Programda ayrıca Merce Cunningham’ın 1958’de yaratılmış olmasına rağmen programdaki en canlandırıcı ve taze çalışma için bir aday olan görkemli “Summerspace” de yer aldı. Aynı zamanda şimdiye kadar yapılmış en belirgin dans manzaralarından birinde yer alıyor: Robert Rauschenberg’in noktacı zemini ve kostümleri. Dansçılar manzaraya boyanarak inanılmaz bir kamuflaj etkisi yaratıyor.

Soldan, Adrian Danchig-Waring, Ashley Laracey ve Emilie Gerrity “Summerspace. ” Kredi. . . Erin Baiano

Morton Feldman’ın cıvıl cıvıl kuşlar ve uzak gök gürültüsünden oluşan çevresel bir kolaj olan “Ixion”, sıcak bir yaz gününün durgunluğunu çağrıştırıyor. Ama uyuşuk bir bale değil. Dansçıların kostümleri dekora uysa da, bedenleri tam teşhirde, zamanlamadaki her sallantıyı ve yanlış adımı gösteriyor.
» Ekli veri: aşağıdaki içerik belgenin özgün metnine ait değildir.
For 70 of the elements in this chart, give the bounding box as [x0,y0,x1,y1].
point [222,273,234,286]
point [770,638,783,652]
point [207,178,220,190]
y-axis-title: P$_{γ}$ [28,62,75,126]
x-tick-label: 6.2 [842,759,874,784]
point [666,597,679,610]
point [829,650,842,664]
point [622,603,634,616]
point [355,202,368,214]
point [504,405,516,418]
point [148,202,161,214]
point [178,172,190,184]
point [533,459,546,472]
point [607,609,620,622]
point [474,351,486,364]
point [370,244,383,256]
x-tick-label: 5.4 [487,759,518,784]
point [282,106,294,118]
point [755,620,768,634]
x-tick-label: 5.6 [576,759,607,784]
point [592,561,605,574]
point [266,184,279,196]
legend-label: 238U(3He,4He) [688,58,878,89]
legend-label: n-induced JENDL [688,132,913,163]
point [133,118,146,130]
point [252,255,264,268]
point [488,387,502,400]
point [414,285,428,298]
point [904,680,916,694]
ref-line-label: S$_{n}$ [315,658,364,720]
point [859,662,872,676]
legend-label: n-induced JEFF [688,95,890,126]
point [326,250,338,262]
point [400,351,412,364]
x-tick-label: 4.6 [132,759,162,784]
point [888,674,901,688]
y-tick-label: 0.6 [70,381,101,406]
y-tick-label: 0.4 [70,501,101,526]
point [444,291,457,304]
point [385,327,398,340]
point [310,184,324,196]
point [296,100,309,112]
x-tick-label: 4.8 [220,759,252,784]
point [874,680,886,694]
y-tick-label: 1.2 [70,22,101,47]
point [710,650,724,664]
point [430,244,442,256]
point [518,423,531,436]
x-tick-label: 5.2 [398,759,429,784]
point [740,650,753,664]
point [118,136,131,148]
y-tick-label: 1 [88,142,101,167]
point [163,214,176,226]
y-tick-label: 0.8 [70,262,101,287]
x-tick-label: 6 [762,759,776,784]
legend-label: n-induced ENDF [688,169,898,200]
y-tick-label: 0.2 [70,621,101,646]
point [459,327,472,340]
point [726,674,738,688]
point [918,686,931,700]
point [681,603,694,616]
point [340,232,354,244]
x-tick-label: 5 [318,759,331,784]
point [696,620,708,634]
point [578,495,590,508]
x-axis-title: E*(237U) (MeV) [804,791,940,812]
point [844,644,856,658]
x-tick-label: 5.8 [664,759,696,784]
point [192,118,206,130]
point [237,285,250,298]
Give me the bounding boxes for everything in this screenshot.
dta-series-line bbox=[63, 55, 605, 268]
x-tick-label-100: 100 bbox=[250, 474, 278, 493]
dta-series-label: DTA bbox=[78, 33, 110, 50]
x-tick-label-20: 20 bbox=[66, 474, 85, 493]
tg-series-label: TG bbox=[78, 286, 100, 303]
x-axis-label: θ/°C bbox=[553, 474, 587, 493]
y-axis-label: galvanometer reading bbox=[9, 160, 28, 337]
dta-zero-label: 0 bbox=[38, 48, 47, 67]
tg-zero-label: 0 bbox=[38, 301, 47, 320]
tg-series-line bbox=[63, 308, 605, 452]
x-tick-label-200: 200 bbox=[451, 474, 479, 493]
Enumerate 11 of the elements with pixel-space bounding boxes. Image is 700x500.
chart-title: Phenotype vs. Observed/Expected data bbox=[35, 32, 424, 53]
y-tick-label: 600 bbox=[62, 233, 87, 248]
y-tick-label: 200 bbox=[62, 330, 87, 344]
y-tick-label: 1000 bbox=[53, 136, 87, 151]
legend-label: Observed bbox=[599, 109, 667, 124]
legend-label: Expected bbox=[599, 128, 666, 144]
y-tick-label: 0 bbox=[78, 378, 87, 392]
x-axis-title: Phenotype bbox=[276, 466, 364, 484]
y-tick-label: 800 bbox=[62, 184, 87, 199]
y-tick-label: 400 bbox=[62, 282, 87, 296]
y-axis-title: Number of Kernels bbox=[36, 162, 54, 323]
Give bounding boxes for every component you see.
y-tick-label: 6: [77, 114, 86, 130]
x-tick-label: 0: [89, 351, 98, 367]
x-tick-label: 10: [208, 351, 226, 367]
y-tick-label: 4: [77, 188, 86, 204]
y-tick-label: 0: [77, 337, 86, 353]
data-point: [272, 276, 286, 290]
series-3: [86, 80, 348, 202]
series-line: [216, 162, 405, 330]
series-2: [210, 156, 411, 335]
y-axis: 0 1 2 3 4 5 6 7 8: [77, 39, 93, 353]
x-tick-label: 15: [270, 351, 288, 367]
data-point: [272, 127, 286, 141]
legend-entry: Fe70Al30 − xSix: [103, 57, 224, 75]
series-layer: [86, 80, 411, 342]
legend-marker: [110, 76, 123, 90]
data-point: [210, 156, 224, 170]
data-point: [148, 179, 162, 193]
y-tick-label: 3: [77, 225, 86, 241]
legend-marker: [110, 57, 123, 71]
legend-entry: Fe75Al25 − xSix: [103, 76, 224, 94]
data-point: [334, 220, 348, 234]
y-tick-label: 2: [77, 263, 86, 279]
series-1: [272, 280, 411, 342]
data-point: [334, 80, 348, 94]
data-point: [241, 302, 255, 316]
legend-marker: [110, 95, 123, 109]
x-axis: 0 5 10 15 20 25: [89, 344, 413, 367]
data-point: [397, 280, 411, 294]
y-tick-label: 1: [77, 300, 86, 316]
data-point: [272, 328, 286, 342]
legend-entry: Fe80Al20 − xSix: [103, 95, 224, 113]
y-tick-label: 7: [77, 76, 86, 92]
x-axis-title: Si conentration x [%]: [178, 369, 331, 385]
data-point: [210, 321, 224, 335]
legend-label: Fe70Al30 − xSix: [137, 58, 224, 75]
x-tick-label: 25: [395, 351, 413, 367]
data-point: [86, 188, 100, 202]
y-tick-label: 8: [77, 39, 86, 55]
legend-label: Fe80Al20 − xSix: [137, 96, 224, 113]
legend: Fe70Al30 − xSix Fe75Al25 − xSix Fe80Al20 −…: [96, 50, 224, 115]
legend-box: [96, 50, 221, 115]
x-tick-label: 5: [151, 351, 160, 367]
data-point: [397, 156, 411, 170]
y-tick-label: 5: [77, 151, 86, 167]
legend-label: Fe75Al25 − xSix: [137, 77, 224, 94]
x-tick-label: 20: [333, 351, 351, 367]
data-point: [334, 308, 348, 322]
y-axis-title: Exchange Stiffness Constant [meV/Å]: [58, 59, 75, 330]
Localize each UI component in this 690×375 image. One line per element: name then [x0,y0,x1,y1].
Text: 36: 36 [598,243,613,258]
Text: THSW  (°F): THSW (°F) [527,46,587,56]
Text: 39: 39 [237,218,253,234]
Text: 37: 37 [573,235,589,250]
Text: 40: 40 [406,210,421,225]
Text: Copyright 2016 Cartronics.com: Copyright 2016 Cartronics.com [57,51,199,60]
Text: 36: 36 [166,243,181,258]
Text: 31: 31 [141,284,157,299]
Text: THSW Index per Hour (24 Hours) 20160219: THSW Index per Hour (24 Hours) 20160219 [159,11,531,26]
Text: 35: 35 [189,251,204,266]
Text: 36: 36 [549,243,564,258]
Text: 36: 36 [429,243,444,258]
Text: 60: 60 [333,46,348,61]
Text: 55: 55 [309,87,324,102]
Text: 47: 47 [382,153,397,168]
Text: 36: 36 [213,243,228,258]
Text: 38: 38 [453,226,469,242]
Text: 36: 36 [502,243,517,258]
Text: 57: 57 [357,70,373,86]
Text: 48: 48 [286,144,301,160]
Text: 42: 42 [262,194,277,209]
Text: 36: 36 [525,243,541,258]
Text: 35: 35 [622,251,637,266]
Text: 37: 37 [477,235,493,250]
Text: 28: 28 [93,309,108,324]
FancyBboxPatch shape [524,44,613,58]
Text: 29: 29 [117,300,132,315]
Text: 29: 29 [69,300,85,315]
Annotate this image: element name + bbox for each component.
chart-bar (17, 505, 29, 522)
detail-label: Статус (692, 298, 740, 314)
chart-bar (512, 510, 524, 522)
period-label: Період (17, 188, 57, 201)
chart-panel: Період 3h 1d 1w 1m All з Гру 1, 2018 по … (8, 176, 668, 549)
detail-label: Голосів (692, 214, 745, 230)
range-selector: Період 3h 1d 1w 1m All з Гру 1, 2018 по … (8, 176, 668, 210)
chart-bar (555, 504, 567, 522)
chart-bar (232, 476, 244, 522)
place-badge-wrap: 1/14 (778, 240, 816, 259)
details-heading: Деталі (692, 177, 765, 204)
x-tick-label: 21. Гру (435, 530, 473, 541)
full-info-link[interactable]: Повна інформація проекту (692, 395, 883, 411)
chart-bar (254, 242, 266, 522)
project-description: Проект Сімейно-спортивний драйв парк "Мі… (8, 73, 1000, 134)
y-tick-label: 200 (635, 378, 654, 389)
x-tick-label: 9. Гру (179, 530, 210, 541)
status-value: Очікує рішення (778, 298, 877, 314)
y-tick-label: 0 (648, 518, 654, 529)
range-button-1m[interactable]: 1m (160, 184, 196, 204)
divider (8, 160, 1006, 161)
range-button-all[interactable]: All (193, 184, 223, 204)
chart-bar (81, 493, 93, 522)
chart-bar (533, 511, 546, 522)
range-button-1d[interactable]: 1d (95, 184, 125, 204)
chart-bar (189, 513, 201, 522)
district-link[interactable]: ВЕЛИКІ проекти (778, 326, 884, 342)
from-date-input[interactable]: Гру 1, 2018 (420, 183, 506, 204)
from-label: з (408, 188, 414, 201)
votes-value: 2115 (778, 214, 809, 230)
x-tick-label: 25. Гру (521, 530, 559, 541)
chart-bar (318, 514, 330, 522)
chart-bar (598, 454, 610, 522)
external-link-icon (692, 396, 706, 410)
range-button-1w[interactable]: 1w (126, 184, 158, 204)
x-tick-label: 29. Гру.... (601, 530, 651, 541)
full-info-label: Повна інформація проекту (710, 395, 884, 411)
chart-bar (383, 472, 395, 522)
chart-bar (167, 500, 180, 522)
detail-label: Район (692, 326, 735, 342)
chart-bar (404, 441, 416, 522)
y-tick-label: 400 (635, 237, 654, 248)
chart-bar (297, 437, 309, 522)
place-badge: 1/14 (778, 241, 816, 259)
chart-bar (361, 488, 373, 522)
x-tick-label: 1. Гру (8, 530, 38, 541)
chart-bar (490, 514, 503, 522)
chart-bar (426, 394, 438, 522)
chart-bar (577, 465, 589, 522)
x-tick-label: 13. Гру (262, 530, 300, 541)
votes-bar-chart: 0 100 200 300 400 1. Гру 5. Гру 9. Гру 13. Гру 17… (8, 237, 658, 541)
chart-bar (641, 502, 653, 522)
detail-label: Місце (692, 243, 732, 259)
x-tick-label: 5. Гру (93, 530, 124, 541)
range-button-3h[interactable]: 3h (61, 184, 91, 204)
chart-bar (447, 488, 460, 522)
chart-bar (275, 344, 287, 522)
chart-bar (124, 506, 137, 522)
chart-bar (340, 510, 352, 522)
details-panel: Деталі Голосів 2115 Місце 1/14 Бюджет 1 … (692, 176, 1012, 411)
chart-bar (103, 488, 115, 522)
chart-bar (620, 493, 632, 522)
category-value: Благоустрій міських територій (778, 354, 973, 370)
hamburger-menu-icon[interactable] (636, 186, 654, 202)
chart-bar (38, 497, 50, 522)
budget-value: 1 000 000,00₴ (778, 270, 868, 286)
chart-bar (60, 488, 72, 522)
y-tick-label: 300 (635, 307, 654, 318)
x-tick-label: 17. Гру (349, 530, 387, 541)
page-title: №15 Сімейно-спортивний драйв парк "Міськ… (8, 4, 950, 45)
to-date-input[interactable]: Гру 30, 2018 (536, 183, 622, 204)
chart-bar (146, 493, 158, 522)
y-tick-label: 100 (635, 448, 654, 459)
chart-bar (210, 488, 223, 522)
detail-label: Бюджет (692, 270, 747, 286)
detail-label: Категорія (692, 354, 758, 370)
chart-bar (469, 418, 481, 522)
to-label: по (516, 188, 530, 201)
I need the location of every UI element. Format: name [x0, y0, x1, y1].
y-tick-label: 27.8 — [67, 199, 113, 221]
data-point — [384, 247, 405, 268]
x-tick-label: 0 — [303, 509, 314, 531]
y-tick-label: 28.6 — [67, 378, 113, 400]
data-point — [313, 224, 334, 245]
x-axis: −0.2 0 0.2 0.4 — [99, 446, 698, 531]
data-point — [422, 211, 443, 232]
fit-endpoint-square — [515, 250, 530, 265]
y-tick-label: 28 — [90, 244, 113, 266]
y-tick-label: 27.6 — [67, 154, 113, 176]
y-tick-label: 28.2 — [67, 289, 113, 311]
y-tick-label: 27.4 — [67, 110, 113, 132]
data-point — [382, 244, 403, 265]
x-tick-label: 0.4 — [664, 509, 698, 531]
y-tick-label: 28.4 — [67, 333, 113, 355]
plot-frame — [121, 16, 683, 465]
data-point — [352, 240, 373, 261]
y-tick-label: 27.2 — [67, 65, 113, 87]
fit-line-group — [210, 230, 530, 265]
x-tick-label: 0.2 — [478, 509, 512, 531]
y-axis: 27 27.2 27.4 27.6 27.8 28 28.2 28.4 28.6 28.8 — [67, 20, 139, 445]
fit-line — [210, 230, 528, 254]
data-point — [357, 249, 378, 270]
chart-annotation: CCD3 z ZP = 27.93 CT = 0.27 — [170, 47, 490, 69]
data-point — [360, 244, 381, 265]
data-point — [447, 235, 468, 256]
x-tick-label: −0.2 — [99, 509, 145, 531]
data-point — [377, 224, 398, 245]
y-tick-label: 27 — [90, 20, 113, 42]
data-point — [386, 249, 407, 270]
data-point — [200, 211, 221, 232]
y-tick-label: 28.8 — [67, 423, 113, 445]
Daha fazla sahne süresine ihtiyaçları var mı? Evet! Haftalar sonra bir sezonun açılış gecesinde bunu yapmak, komutan Adrian Danchig-Waring, Sara Adams ve Emilie Gerrity tarafından bir araya getirilen kahramanca bir hareketti. Ama çabayı izlemek de sevincin bir parçası. Ashley Laracey, ilk çıkışında, dengelerinde ve arabesklerinde sprite benzeri bir canlılık sunarak, gerçek komuta bakışları gösterdi. Bu, her mevsim için bir döngü üzerinde programlanması gereken bir danstır. Daha da iyisi, karışıma daha fazla Cunningham dansı eklemek olacaktır.

Daha yakın, Christopher Wheeldon’ın “DGV: Danse à Grande Vitesse” o kadar da koruyucu değil – ve yine de devam ediyor. Michael Nyman tarafından bestelenen, orijinal olarak 2006 yılında Kraliyet Balesi için Fransa’da TGV olarak bilinen yüksek hızlı trenin doğuşunu anmak için yaratılmıştı. Trenler, baleler gibi momentum üzerinde çalışır. Ancak 26 dansçı için bu hırçın, abartılı iş garip – ilginç bir şekilde değil – ve yanlış sebeplerden dolayı gerilim dolu. Ortaklık sizi sürekli endişenin eşiğinde tutar.

İlk çıkışlar boldu – Chan’ın karşısındaki Mira Nadon’un cüretkar gücü, Sara Mearns’in abartısız, ışıltılı dansında olduğu gibi en büyük başarıyı elde etti – ama “DGV” çoğunlukla, her iki zihin için de koreografik bir parçada hızlanıyor. uyuşuk ve hain. Neden bu devirde erkekler hareketsiz kadınları sanki bir müzedeki heykelleri hareket ettiriyormuş gibi sahnenin karşısına taşıyorlar? Antika.